Down deep in her nature was an inalienable loyalty, was a simple,
old-fashioned feeling that "they two," she and Eglington, should cleave
unto each other till death should part. He had done much to shatter
that feeling; but now, as she listened to Mario's voice, centuries of
predisposition worked in her, and a great pity awoke in her heart. Could
she not save him, win him, wake him, cure him of the disease of Self?
The thought brought a light to her eyes which had not been there for many
a day.

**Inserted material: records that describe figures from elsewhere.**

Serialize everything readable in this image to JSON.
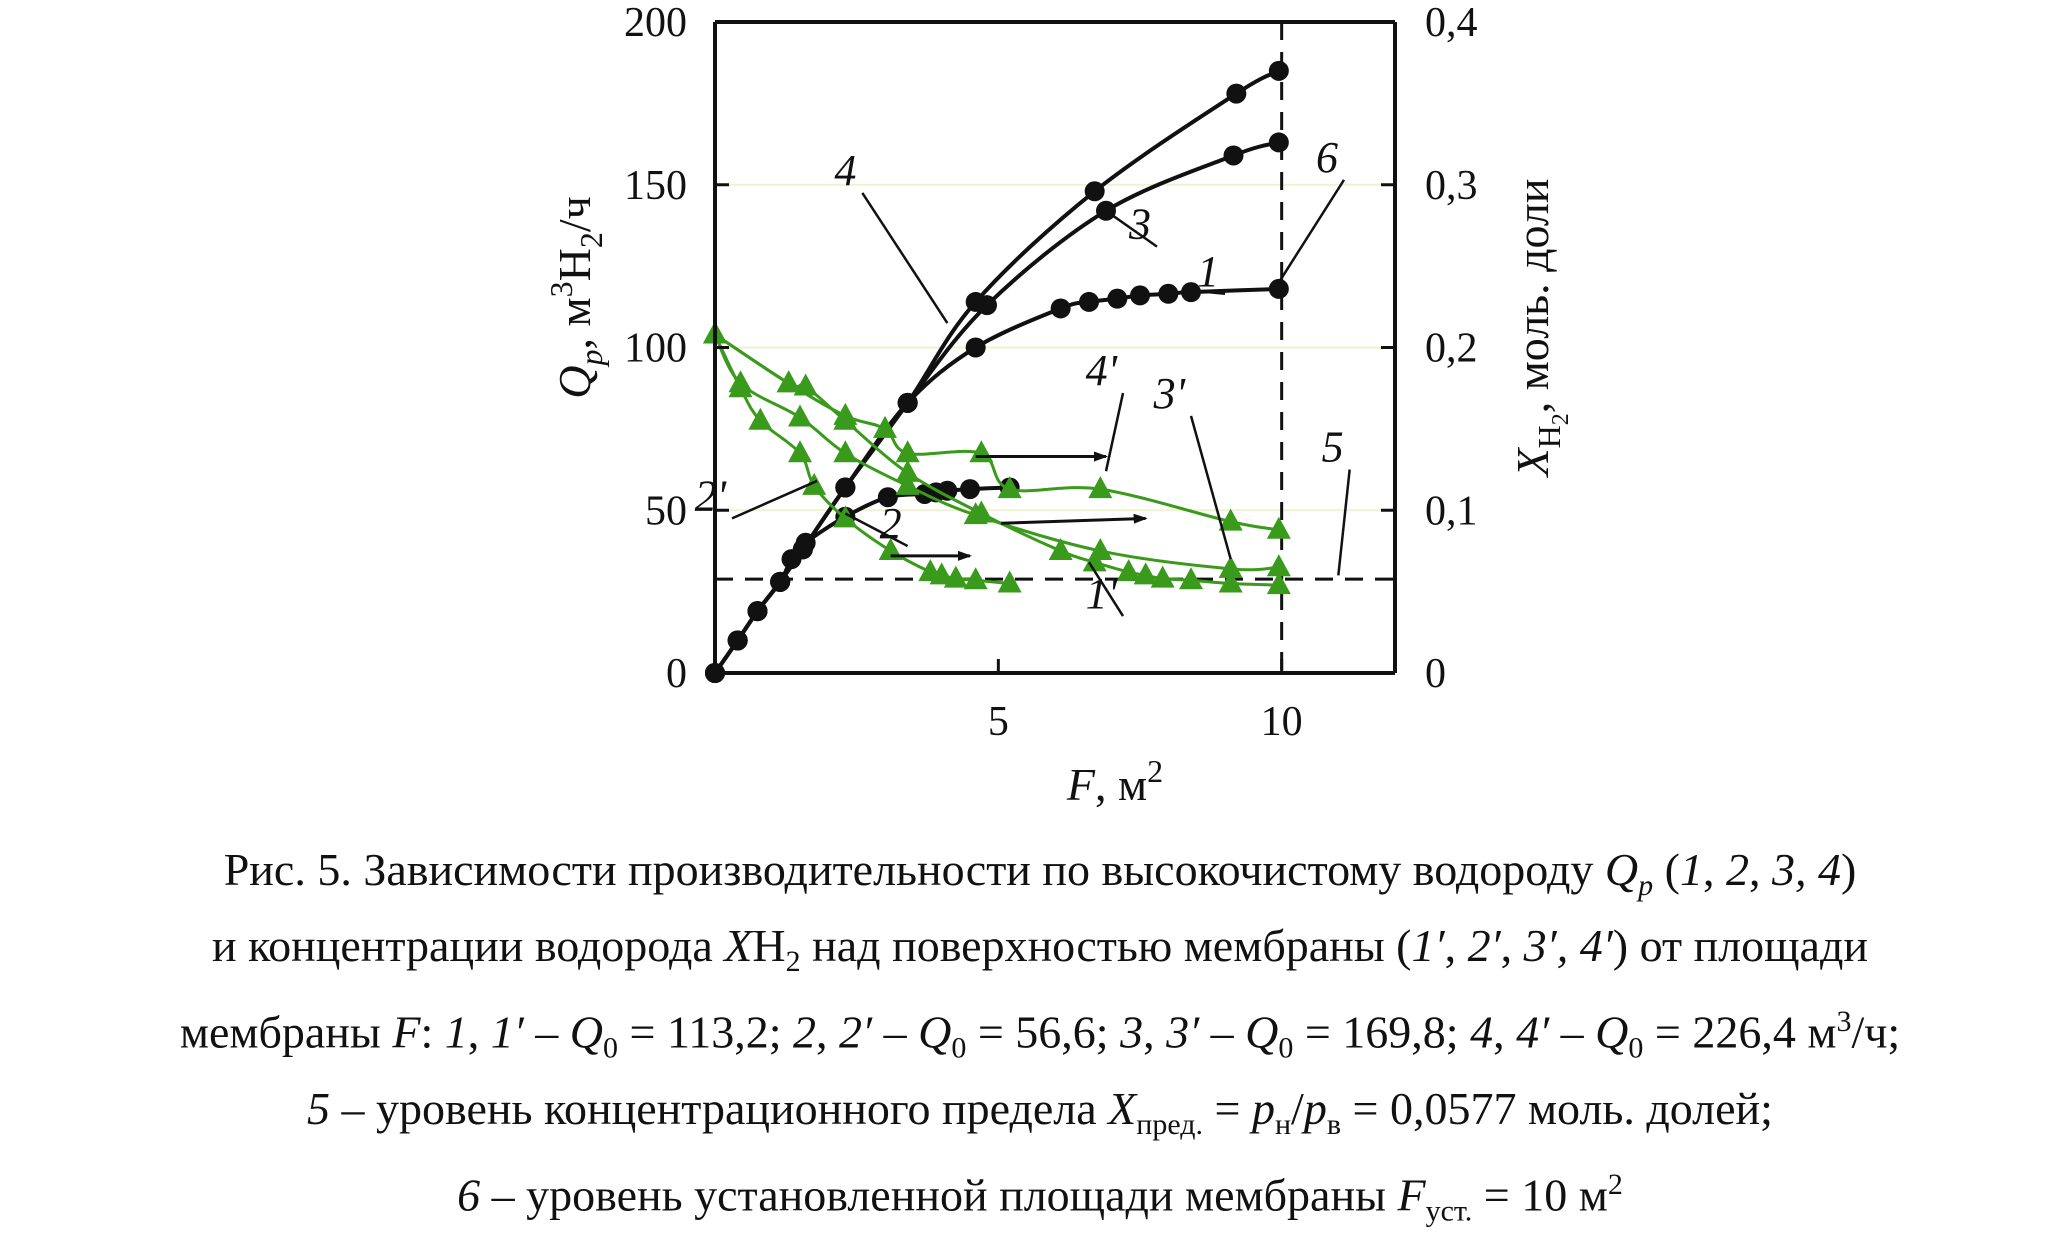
{
  "chart_data": {
    "type": "line",
    "x_axis": {
      "range": [
        0,
        12
      ],
      "ticks": [
        5,
        10
      ],
      "tick_labels": [
        "5",
        "10"
      ],
      "label": {
        "var": "F",
        "rest": ", м",
        "sup": "2"
      }
    },
    "y_left": {
      "range": [
        0,
        200
      ],
      "ticks": [
        0,
        50,
        100,
        150,
        200
      ],
      "tick_labels": [
        "0",
        "50",
        "100",
        "150",
        "200"
      ],
      "label": {
        "var": "Q",
        "sub1": "p",
        "rest1": ", м",
        "sup": "3",
        "rest2": "H",
        "sub2": "2",
        "rest3": "/ч"
      }
    },
    "y_right": {
      "range": [
        0,
        0.4
      ],
      "ticks": [
        0,
        0.1,
        0.2,
        0.3,
        0.4
      ],
      "tick_labels": [
        "0",
        "0,1",
        "0,2",
        "0,3",
        "0,4"
      ],
      "label": {
        "var": "X",
        "sub": "H",
        "subsub": "2",
        "rest": ", моль. доли"
      }
    },
    "grid": "horizontal-light",
    "series": [
      {
        "name": "1",
        "axis": "left",
        "marker": "circle",
        "color": "#111111",
        "x": [
          0,
          0.4,
          0.75,
          1.15,
          1.55,
          2.3,
          3.4,
          4.6,
          6.1,
          6.6,
          7.1,
          7.5,
          8.0,
          8.4,
          9.95
        ],
        "y": [
          0,
          10,
          19,
          28,
          38,
          57,
          83,
          100,
          112,
          114,
          115,
          116,
          116.5,
          117,
          118
        ]
      },
      {
        "name": "2",
        "axis": "left",
        "marker": "circle",
        "color": "#111111",
        "x": [
          0,
          0.4,
          0.75,
          1.15,
          1.35,
          1.6,
          2.3,
          3.05,
          3.7,
          3.9,
          4.1,
          4.5,
          5.2
        ],
        "y": [
          0,
          10,
          19,
          28,
          35,
          40,
          48,
          54,
          55,
          55.5,
          56,
          56.5,
          57
        ]
      },
      {
        "name": "3",
        "axis": "left",
        "marker": "circle",
        "color": "#111111",
        "x": [
          0,
          0.4,
          0.75,
          1.15,
          1.55,
          2.3,
          3.4,
          4.8,
          6.9,
          9.15,
          9.95
        ],
        "y": [
          0,
          10,
          19,
          28,
          38,
          57,
          83,
          113,
          142,
          159,
          163
        ]
      },
      {
        "name": "4",
        "axis": "left",
        "marker": "circle",
        "color": "#111111",
        "x": [
          0,
          0.4,
          0.75,
          1.15,
          1.55,
          2.3,
          3.4,
          4.6,
          6.7,
          9.2,
          9.95
        ],
        "y": [
          0,
          10,
          19,
          28,
          38,
          57,
          83,
          114,
          148,
          178,
          185
        ]
      },
      {
        "name": "1'",
        "axis": "right",
        "marker": "triangle",
        "color": "#3a9a1c",
        "x": [
          0,
          1.3,
          1.6,
          2.3,
          3.4,
          4.7,
          6.1,
          6.7,
          7.3,
          7.6,
          7.9,
          8.4,
          9.1,
          9.95
        ],
        "y": [
          0.208,
          0.178,
          0.176,
          0.155,
          0.123,
          0.098,
          0.075,
          0.068,
          0.062,
          0.06,
          0.058,
          0.057,
          0.055,
          0.054
        ]
      },
      {
        "name": "2'",
        "axis": "right",
        "marker": "triangle",
        "color": "#3a9a1c",
        "x": [
          0,
          0.45,
          0.8,
          1.5,
          1.75,
          2.3,
          3.1,
          3.8,
          4.0,
          4.25,
          4.6,
          5.2
        ],
        "y": [
          0.208,
          0.175,
          0.155,
          0.135,
          0.115,
          0.095,
          0.075,
          0.062,
          0.06,
          0.058,
          0.057,
          0.055
        ]
      },
      {
        "name": "3'",
        "axis": "right",
        "marker": "triangle",
        "color": "#3a9a1c",
        "x": [
          0,
          0.45,
          1.5,
          2.3,
          3.4,
          4.6,
          6.8,
          9.1,
          9.95
        ],
        "y": [
          0.208,
          0.178,
          0.157,
          0.135,
          0.115,
          0.097,
          0.075,
          0.064,
          0.065
        ]
      },
      {
        "name": "4'",
        "axis": "right",
        "marker": "triangle",
        "color": "#3a9a1c",
        "x": [
          0,
          1.3,
          2.3,
          3.0,
          3.4,
          4.7,
          5.2,
          6.8,
          9.1,
          9.95
        ],
        "y": [
          0.208,
          0.178,
          0.158,
          0.15,
          0.135,
          0.135,
          0.113,
          0.113,
          0.093,
          0.088
        ]
      }
    ],
    "reference_lines": [
      {
        "name": "5",
        "orientation": "horizontal",
        "axis": "right",
        "value": 0.0577,
        "style": "dashed"
      },
      {
        "name": "6",
        "orientation": "vertical",
        "axis": "x",
        "value": 10,
        "style": "dashed"
      }
    ],
    "curve_labels": [
      {
        "text": "1",
        "anchor": [
          9.0,
          0.233
        ],
        "leader_to": [
          8.4,
          0.235
        ]
      },
      {
        "text": "2",
        "anchor": [
          3.4,
          0.078
        ],
        "leader_to": [
          2.3,
          0.098
        ]
      },
      {
        "text": "3",
        "anchor": [
          7.8,
          0.262
        ],
        "leader_to": [
          6.9,
          0.284
        ]
      },
      {
        "text": "4",
        "anchor": [
          2.6,
          0.295
        ],
        "leader_to": [
          4.1,
          0.215
        ]
      },
      {
        "text": "6",
        "anchor": [
          11.1,
          0.303
        ],
        "leader_to": [
          9.95,
          0.24
        ]
      },
      {
        "text": "1'",
        "anchor": [
          7.2,
          0.035
        ],
        "leader_to": [
          6.6,
          0.068
        ]
      },
      {
        "text": "2'",
        "anchor": [
          0.3,
          0.095
        ],
        "leader_to": [
          1.8,
          0.118
        ]
      },
      {
        "text": "3'",
        "anchor": [
          8.4,
          0.158
        ],
        "leader_to": [
          9.1,
          0.07
        ]
      },
      {
        "text": "4'",
        "anchor": [
          7.2,
          0.172
        ],
        "leader_to": [
          6.9,
          0.124
        ]
      },
      {
        "text": "5",
        "anchor": [
          11.2,
          0.125
        ],
        "leader_to": [
          11.0,
          0.06
        ]
      }
    ],
    "axis_arrows": [
      {
        "from": [
          4.6,
          0.133
        ],
        "to": [
          6.9,
          0.133
        ]
      },
      {
        "from": [
          5.05,
          0.092
        ],
        "to": [
          7.6,
          0.095
        ]
      },
      {
        "from": [
          3.1,
          0.072
        ],
        "to": [
          4.5,
          0.072
        ]
      }
    ]
  },
  "caption": {
    "line1_parts": [
      {
        "text": "Рис. 5. Зависимости производительности по высокочистому водороду ",
        "italic": false
      },
      {
        "text": "Q",
        "italic": true
      },
      {
        "text": "p",
        "italic": true,
        "sub": true
      },
      {
        "text": " (",
        "italic": false
      },
      {
        "text": "1",
        "italic": true
      },
      {
        "text": ", ",
        "italic": false
      },
      {
        "text": "2",
        "italic": true
      },
      {
        "text": ", ",
        "italic": false
      },
      {
        "text": "3, 4",
        "italic": true
      },
      {
        "text": ")",
        "italic": false
      }
    ],
    "line2_parts": [
      {
        "text": "и концентрации водорода ",
        "italic": false
      },
      {
        "text": "X",
        "italic": true
      },
      {
        "text": "H",
        "italic": false
      },
      {
        "text": "2",
        "italic": false,
        "sub": true
      },
      {
        "text": " над поверхностью мембраны (",
        "italic": false
      },
      {
        "text": "1′",
        "italic": true
      },
      {
        "text": ", ",
        "italic": false
      },
      {
        "text": "2′",
        "italic": true
      },
      {
        "text": ", ",
        "italic": false
      },
      {
        "text": "3′, 4′",
        "italic": true
      },
      {
        "text": ") от площади",
        "italic": false
      }
    ],
    "line3_parts": [
      {
        "text": "мембраны ",
        "italic": false
      },
      {
        "text": "F",
        "italic": true
      },
      {
        "text": ": ",
        "italic": false
      },
      {
        "text": "1",
        "italic": true
      },
      {
        "text": ", ",
        "italic": false
      },
      {
        "text": "1′",
        "italic": true
      },
      {
        "text": " – ",
        "italic": false
      },
      {
        "text": "Q",
        "italic": true
      },
      {
        "text": "0",
        "italic": false,
        "sub": true
      },
      {
        "text": " = 113,2; ",
        "italic": false
      },
      {
        "text": "2",
        "italic": true
      },
      {
        "text": ", ",
        "italic": false
      },
      {
        "text": "2′",
        "italic": true
      },
      {
        "text": " – ",
        "italic": false
      },
      {
        "text": "Q",
        "italic": true
      },
      {
        "text": "0",
        "italic": false,
        "sub": true
      },
      {
        "text": " = 56,6; ",
        "italic": false
      },
      {
        "text": "3",
        "italic": true
      },
      {
        "text": ", ",
        "italic": false
      },
      {
        "text": "3′",
        "italic": true
      },
      {
        "text": " – ",
        "italic": false
      },
      {
        "text": "Q",
        "italic": true
      },
      {
        "text": "0",
        "italic": false,
        "sub": true
      },
      {
        "text": " = 169,8; ",
        "italic": false
      },
      {
        "text": "4",
        "italic": true
      },
      {
        "text": ", ",
        "italic": false
      },
      {
        "text": "4′",
        "italic": true
      },
      {
        "text": " – ",
        "italic": false
      },
      {
        "text": "Q",
        "italic": true
      },
      {
        "text": "0",
        "italic": false,
        "sub": true
      },
      {
        "text": " = 226,4 м",
        "italic": false
      },
      {
        "text": "3",
        "italic": false,
        "sup": true
      },
      {
        "text": "/ч;",
        "italic": false
      }
    ],
    "line4_parts": [
      {
        "text": "5",
        "italic": true
      },
      {
        "text": " – уровень концентрационного предела ",
        "italic": false
      },
      {
        "text": "X",
        "italic": true
      },
      {
        "text": "пред.",
        "italic": false,
        "sub": true
      },
      {
        "text": " = ",
        "italic": false
      },
      {
        "text": "p",
        "italic": true
      },
      {
        "text": "н",
        "italic": false,
        "sub": true
      },
      {
        "text": "/",
        "italic": false
      },
      {
        "text": "p",
        "italic": true
      },
      {
        "text": "в",
        "italic": false,
        "sub": true
      },
      {
        "text": " = 0,0577 моль. долей;",
        "italic": false
      }
    ],
    "line5_parts": [
      {
        "text": "6",
        "italic": true
      },
      {
        "text": " – уровень установленной площади мембраны ",
        "italic": false
      },
      {
        "text": "F",
        "italic": true
      },
      {
        "text": "уст.",
        "italic": false,
        "sub": true
      },
      {
        "text": " = 10 м",
        "italic": false
      },
      {
        "text": "2",
        "italic": false,
        "sup": true
      }
    ]
  }
}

Out of the deeps of her soul this mist of a pure selflessness
rose, the spirit of that idealism which was the real chord of sympathy
between her and Egypt.
Yes, she would, this once again, try to win the heart of this man; and so
reach what was deeper than heart, and so also give him that without which
his life must be a failure in the end, as Sybil Eglington had said. How
often had those bitter anguished words of his mother rung in her ears--
"So brilliant and unscrupulous, like yourself; but, oh, so sure of
winning a great place in the world . . . so calculating and determined
and ambitious !" They came to her now, flashed between the eager
solicitous eyes of her mind and the scene of a perfect and everlasting
reconciliation which it conjured up--flashed and were gone; for her will
rose up and blurred them into mist; and other words of that true
palimpsest of Sybil Eglington's broken life came instead: "And though he
loves me little, as he loves you little too, yet he is my son, and for
what he is we are both responsible one way or another.